Ses beaux yeux étaient pleins de larmes : toujours de vraies larmes.

— Il m’a dit… poursuivit-elle d’une voix étouffée par les sanglots.

Mais elle n’acheva pas et serra fortement la main du médecin en balbutiant :

— Nous étions un ménage d’amour, Monsieur Lenoir, onze années de bonheur pour arriver à ce dénouement horrible… horrible ! Ce malheureux va mourir fou ; ne t’impatiente pas, bon ami, s’interrompit-elle. Je t’apporterai moi-même la potion. Ah ! Monsieur Lenoir, si vous pouviez lire dans mon cœur !

Sa main pressa encore une fois celle du docteur, et elle sortit.

Le comte attendit un instant, puis il ouvrit ses yeux agrandis et caves :

— Mettez-vous près de moi, docteur, je vous prie, dit-il. Tout près.

M. Lenoir prit son siège et le rapprocha. Le malade poursuivit, comme on songe tout haut :

— Elle va apporter la potion… elle-même !

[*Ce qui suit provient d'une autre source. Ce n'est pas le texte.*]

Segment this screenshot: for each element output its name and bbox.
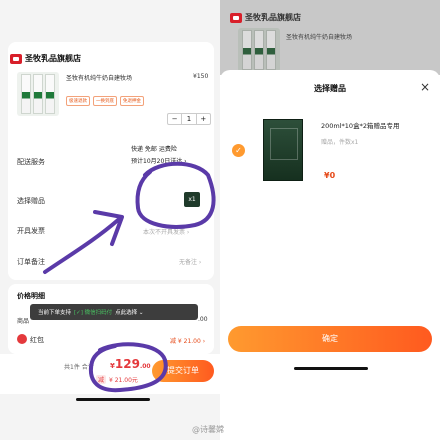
gift-product-image (263, 119, 303, 181)
shop-header[interactable]: 圣牧乳品旗舰店 (10, 53, 81, 64)
remark-value[interactable]: 无备注 › (179, 257, 201, 266)
watermark: @诗馨嫦 (192, 425, 224, 434)
close-icon[interactable]: × (420, 80, 430, 94)
home-indicator (294, 367, 368, 370)
carton-image (21, 74, 31, 114)
store-icon (230, 12, 242, 23)
price-row-value: .00 (198, 316, 208, 323)
decrease-button[interactable]: − (168, 114, 181, 124)
increase-button[interactable]: + (197, 114, 210, 124)
delivery-estimate[interactable]: 预计10月20日送达 › (131, 156, 187, 165)
shipping-info[interactable]: 快递 免邮 运费险 (131, 144, 177, 153)
bg-product-thumbnail (238, 28, 280, 72)
delivery-label: 配送服务 (17, 158, 45, 166)
carton-image (33, 74, 43, 114)
service-tag: 一换到底 (93, 96, 117, 106)
invoice-value[interactable]: 本次不开具发票 › (143, 227, 189, 236)
invoice-label: 开具发票 (17, 227, 45, 235)
home-indicator (76, 398, 150, 401)
quantity-stepper: − 1 + (167, 113, 211, 125)
service-tag: 极速退款 (66, 96, 90, 106)
service-tag: 免退押金 (120, 96, 144, 106)
product-thumbnail[interactable] (17, 72, 59, 116)
product-price: ¥150 (193, 73, 209, 80)
service-tags: 极速退款 一换到底 免退押金 (66, 96, 144, 106)
total-integer: 129 (114, 357, 140, 371)
bg-shop-name: 圣牧乳品旗舰店 (245, 13, 301, 22)
submit-order-button[interactable]: 提交订单 (152, 360, 214, 382)
bg-shop-header: 圣牧乳品旗舰店 (230, 12, 301, 23)
quantity-value[interactable]: 1 (181, 114, 197, 124)
red-packet-label: 红包 (30, 336, 44, 344)
carton-image (254, 30, 264, 70)
discount-summary: 减 ¥ 21.00元 (96, 375, 138, 384)
gift-selector[interactable]: x1 (184, 192, 200, 207)
toast-prefix: 当前下单支持 (38, 310, 72, 316)
order-confirm-panel: 圣牧乳品旗舰店 圣牧有机纯牛奶自建牧场 ¥150 极速退款 一换到底 免退押金 … (0, 0, 220, 440)
carton-image (266, 30, 276, 70)
sheet-title: 选择赠品 (314, 84, 346, 93)
gift-label: 选择赠品 (17, 197, 45, 205)
wechat-pay-option: [✓] 微信扫码付 (74, 310, 113, 316)
payment-toast[interactable]: 当前下单支持 [✓] 微信扫码付 点此选择 ⌄ (30, 304, 198, 320)
price-detail-title: 价格明细 (17, 292, 45, 300)
carton-image (45, 74, 55, 114)
confirm-button[interactable]: 确定 (228, 326, 432, 352)
discount-pill: 减 (96, 375, 107, 384)
item-count: 共1件 合计 (64, 364, 94, 371)
discount-amount: ¥ 21.00元 (109, 377, 138, 384)
shop-name: 圣牧乳品旗舰店 (25, 54, 81, 63)
carton-image (242, 30, 252, 70)
gift-price: ¥0 (324, 171, 336, 180)
gift-subtitle: 赠品，件数x1 (321, 139, 359, 146)
remark-label: 订单备注 (17, 258, 45, 266)
price-row-label: 商品 (17, 318, 30, 325)
gift-selection-panel: 圣牧乳品旗舰店 圣牧有机纯牛奶自建牧场 选择赠品 × ✓ 200ml*10盒*2… (220, 0, 440, 440)
red-packet-icon (17, 334, 27, 344)
gift-name: 200ml*10盒*2箱赠品专用 (321, 122, 400, 130)
red-packet-value[interactable]: 减 ¥ 21.00 › (170, 336, 205, 345)
checkbox-checked-icon[interactable]: ✓ (232, 144, 245, 157)
store-icon (10, 53, 22, 64)
product-title[interactable]: 圣牧有机纯牛奶自建牧场 (66, 73, 132, 82)
total-price: ¥129.00 (110, 357, 151, 371)
total-decimal: .00 (139, 363, 151, 370)
bg-product-title: 圣牧有机纯牛奶自建牧场 (286, 34, 353, 41)
toast-select: 点此选择 ⌄ (115, 310, 144, 316)
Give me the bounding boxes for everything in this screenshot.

— Elle l’a promis, répliqua le docteur.

— Elle-même ! répéta le malade qui regardait le vide fixement.

— Préféreriez-vous que la potion fût apportée par un autre ? demanda M. Lenoir.

Le malade ne répondit point.

— Il me semble, dit-il tout à coup, que si je revoyais le vieux pays, là-bas, autour du manoir… la grande cour mouillée où ma mère venait jeter le pain aux poules… l’avenue au bout de laquelle était la croix… les champs étroits et bordés de haies énormes qui font ressembler de loin toute la paroisse à une forêt, et qui vont, descendant la montée jusqu’aux prés noyés, le long de la rivière ; il me semble que je respirerais, que j’espérerais, que je vivrais !

— L’air natal produit cet effet, parfois, repartit le docteur. Quel est votre pays ?

— La Bretagne.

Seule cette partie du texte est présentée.